In practice, systems are designed around service level agreements (SLAs). Common targets include:

• A specified percentage of customers served within a target time (e.g., 80% of calls answered within 20 seconds).
• Maximum acceptable probability of waiting.
• Maximum acceptable average wait.

The M/M/c model provides the formulas to check whether a given configuration meets these targets.

Capacity planning considerations

Arrival rates fluctuate over time (think of a call center with morning peaks). Capacity planning involves:

• Forecasting demand at different times of day or seasons.
• Sizing the system for peak loads or using time-varying staffing.
• Building in headroom so that small demand increases don't push the system past $\rho < 1$.

M/M/1 vs M/M/c queues

Differences in system behavior

The fundamental difference is the number of servers. In M/M/1, a single server handles everything. In M/M/c, $c$ servers share the load from one queue. This pooling effect is powerful: combining resources into a shared pool is more efficient than running separate single-server queues.

For example, two separate M/M/1 queues each with $\lambda = 4$ and $\mu = 5$ ($\rho = 0.8$ each) will have $L = 4$ per queue, so $L_{total} = 8$. A single M/M/2 queue with $\lambda = 8$ and $\mu = 5$ has $\rho = 0.8$ but $L$ will be significantly less than 8 due to the pooling effect.

Performance comparison

For the same total service capacity ($c\mu$ equal in both cases):

• M/M/c queues have shorter expected queue lengths ($L_q$).
• M/M/c queues have shorter expected waiting times ($W_q$).
• The probability of waiting ($P_w$) is lower in M/M/c.

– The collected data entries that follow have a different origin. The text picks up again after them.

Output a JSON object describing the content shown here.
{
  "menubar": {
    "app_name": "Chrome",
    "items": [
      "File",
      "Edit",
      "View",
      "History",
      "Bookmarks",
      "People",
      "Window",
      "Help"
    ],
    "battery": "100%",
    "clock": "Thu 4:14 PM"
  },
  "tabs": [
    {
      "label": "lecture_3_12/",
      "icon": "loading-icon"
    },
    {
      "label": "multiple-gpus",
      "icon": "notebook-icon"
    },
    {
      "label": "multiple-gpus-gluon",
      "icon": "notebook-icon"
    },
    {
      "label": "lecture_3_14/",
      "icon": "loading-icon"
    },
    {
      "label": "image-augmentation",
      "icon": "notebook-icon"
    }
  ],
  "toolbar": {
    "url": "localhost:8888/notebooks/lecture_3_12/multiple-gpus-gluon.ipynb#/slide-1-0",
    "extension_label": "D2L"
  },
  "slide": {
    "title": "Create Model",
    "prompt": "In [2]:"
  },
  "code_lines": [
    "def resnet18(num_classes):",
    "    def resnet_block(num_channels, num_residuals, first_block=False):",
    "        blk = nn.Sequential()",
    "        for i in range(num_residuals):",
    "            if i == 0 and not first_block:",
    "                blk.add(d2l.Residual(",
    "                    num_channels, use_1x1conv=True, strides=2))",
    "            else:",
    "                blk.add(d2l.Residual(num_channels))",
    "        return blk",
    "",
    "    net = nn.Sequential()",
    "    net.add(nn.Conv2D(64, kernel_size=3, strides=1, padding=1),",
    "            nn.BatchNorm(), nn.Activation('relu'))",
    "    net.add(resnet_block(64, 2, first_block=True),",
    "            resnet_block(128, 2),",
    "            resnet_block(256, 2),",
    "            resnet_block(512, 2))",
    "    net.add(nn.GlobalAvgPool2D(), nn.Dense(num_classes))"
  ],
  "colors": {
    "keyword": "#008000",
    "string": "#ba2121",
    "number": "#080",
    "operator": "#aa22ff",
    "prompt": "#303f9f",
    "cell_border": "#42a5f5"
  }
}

The advantage of pooling grows as utilization increases. At low $\rho$, the difference is small. At high $\rho$, pooling makes a dramatic difference.

Suitability for different applications

• M/M/1 fits systems with a single resource: a single checkout lane, a single-processor system, a single communication link.
• M/M/c fits systems with parallel resources: a bank with multiple tellers, a hospital emergency department, a multi-core server.

Transitioning from M/M/1 to M/M/c

When demand grows beyond what one server can handle ($\rho$ approaching 1), adding servers is the natural response. The decision should be based on:

• Current performance metrics and how close $\rho$ is to 1.
• Projected demand growth.
• The cost of additional servers versus the cost of degraded service.

Adding even one server (going from M/M/1 to M/M/2) can produce a large improvement in waiting times when the system is heavily loaded.